Frequency Domain Mode Profile Monitors

In today's post we are going to build a monitor capable of showing the field profile along a 2D cut of our system for any frequency within the source bandwidth after a single simulation. I find this specially useful when trying to identify the resonances of a structure. We will use a modified version of the ring resonator in the Meep tutorials to test the implementation and, by the end of the post, you will have this:

Gaussian Beam Parameters
Interactive frequency monitor.

The method proposed on the Meep basic tutorials to show the fields at a specific frequency is firstly identifying the resonances of the structure using harminv, followed by a narrow bandwidth simulation. This can easily become a time consuming process if you need to look at many resonances. The monitor that we are building here will trade-off some hard disk space and a small amount of post-processing time for the convenience of being able to look at the field profile at any frequency with a single simulation.


Using this monitor consumes orders of magnitude more hard drive space than just outputting a snapshot of the field. File sizes can easily run over 50 MB for a not too big 2D simulation. Generalizing the method below to 3D simulations is trivial, but I've never tried it and file size for a single simulation may well go into the multiple GBs.

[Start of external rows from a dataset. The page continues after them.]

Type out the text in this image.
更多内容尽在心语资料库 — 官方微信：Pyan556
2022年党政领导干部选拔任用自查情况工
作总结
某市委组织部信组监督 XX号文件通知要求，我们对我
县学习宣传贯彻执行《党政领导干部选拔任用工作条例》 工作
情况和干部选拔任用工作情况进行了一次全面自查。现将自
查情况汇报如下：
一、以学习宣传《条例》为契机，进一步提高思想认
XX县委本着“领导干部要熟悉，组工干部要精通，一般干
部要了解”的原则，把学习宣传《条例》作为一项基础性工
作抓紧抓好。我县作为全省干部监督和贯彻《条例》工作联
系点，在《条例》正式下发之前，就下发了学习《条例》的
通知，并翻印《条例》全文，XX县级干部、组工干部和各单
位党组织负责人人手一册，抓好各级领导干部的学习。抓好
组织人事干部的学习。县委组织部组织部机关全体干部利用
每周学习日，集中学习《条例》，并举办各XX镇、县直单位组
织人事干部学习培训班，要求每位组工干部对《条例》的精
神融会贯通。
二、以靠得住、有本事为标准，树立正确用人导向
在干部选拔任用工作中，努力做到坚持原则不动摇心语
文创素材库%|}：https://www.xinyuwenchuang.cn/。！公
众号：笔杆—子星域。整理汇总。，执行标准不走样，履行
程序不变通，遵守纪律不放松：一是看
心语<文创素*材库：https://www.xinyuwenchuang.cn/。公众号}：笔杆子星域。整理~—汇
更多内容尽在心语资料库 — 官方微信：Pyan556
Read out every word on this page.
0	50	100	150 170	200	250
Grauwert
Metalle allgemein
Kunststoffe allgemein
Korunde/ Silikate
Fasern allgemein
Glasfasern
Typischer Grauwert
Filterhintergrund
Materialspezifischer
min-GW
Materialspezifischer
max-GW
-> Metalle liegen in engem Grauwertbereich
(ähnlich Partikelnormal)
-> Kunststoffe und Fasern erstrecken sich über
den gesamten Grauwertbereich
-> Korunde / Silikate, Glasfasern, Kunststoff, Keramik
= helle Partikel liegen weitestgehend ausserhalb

The size of the output file will also depend a lot on how long you acquire data. For example, if your finishing condition consists on waiting for the fields to decay by a certain amount and you are simulating a high-Q cavity, the output file will be much bigger. Of course you can control for how long you want to acquire data but still you should take it into consideration.

What you have to do is sample the field at the Nyquist rate for the highest frequency you are interested on. Then Fourier transform the output to disentangle the different frequency components. Finally, you'll add additional attributes onto the h5 file to avoid having to manually keep in sync the representation scripts and the simulation ctl file.

Lets start with two helper functions. One generates the volume over which we want to visualize the fields, the other creates a step function that will output the fields into a file called monitor-name.h5 every dt.

After running the simulation we’ll want to add some metadata to the h5 file so that we don’t have to keep track manually of what are the dimensions of the volume or which was the specific sampling rate. I couldn’t figure out a way of doing this using only libctl so, instead, I created a Python script that takes care of it. The function attr->string builds a string with the call to the Python script in charge of adding the metadata. The Python script is then called via the system function. Of course you can use this to append an attribute to any h5 file.

Finally to obtain the field at each frequency run a discrete Fourier transform on the fields. The transform is performed only along the time axis which means that each pixel in the stored volume is treated as an independent time series. Depending on the required frequency resolution you may need to pad the signal with zeros. This is taken care of by the n argument of the FFT function. The example below will plot the absolute value of whatever field was stored in the monitor but any other function of the fields is possible.

The code available on GitHub includes a bash script to run the simulations and some further instructions. You will also find a notebook to plot the LDOS of the system which should be really helpful to hunt down the resonances. The script is a small command line program that will take care of Fourier transforming the fields in the monitor and plotting them together with a slider to select the frequency you are interested on. Besides plotting the Fourier transform it can also apodize the beginning of the time signal. This can be useful if, for example, your source is dominating the output at the beginning, which makes it hard to see anything else. The --t0 and --tau define the center of the apodization and the characteristic time of the ramp up.

Hopefully this will provide you with a new tool in your FDTD arsenal to make your workflows more efficient.